Identification of Robust Pathway Markers for Cancer through Rank-Based Pathway Activity Inference

Department of Electrical and Computer Engineering, Texas A&M University, College Station, TX 77843-3128, USA

Received 30 November 2012; Accepted 19 January 2013

Academic Editor: Hazem Nounou

Copyright © 2013 Navadon Khunlertgit and Byung-Jun Yoon. This is an open access article distributed under the Creative Commons Attribution License, which permits unrestricted use, distribution, and reproduction in any medium, provided the original work is properly cited.

Abstract

One important problem in translational genomics is the identification of reliable and reproducible markers that can be used to discriminate between different classes of a complex disease, such as cancer.
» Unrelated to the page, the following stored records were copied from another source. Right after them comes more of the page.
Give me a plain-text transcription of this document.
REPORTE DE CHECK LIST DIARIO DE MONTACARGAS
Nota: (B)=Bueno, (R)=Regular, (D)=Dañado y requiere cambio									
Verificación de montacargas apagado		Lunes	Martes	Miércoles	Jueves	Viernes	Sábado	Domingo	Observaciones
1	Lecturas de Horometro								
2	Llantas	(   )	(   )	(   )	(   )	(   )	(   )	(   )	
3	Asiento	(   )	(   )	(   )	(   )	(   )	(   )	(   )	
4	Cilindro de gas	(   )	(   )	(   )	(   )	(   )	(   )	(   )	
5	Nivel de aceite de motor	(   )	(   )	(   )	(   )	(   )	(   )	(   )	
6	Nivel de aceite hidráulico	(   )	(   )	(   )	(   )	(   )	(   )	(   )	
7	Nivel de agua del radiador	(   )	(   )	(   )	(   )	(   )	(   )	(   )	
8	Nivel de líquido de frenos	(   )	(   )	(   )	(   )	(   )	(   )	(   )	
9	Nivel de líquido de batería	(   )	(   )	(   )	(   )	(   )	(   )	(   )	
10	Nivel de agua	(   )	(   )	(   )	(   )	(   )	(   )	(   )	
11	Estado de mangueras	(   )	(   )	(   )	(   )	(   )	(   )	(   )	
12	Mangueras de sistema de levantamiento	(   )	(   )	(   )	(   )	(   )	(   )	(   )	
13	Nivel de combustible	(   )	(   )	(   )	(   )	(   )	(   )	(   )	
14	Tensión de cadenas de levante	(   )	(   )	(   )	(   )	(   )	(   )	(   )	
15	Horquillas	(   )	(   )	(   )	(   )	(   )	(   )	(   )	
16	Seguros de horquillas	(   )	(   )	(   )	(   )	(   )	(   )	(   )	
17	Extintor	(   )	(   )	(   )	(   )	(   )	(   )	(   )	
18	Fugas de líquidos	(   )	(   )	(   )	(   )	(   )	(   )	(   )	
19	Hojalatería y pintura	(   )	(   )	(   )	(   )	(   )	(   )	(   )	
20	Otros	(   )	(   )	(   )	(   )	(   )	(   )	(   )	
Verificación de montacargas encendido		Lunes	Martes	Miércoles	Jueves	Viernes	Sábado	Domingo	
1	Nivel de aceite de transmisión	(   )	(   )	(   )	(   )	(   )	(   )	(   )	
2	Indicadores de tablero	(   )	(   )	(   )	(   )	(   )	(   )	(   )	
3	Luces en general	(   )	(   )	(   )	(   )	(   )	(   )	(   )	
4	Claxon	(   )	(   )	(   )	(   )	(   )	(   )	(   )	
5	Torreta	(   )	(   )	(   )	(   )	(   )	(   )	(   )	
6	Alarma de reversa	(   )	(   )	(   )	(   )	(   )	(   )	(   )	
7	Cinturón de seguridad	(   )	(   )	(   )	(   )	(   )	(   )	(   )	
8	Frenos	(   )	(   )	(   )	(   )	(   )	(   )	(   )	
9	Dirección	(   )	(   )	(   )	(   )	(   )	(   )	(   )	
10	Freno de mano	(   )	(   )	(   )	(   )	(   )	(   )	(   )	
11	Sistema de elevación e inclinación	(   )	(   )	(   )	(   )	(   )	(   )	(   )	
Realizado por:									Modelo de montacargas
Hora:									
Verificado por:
The typical small sample setting makes the prediction of such markers very challenging, and various approaches have been proposed to address this problem. For example, it has been shown that pathway markers, which aggregate the gene activities in the same pathway, tend to be more robust than gene markers. Furthermore, the use of gene expression ranking has been demonstrated to be robust to batch effects and that it can lead to more interpretable results. In this paper, we propose an enhanced pathway activity inference method that uses gene ranking to predict the pathway activity in a probabilistic manner. The main focus of this work is on identifying robust pathway markers that can ultimately lead to robust classifiers with reproducible performance across datasets. Simulation results based on multiple breast cancer datasets show that the proposed inference method identifies better pathway markers that can predict breast cancer metastasis with higher accuracy. Moreover, the identified pathway markers can lead to better classifiers with more consistent classification performance across independent datasets.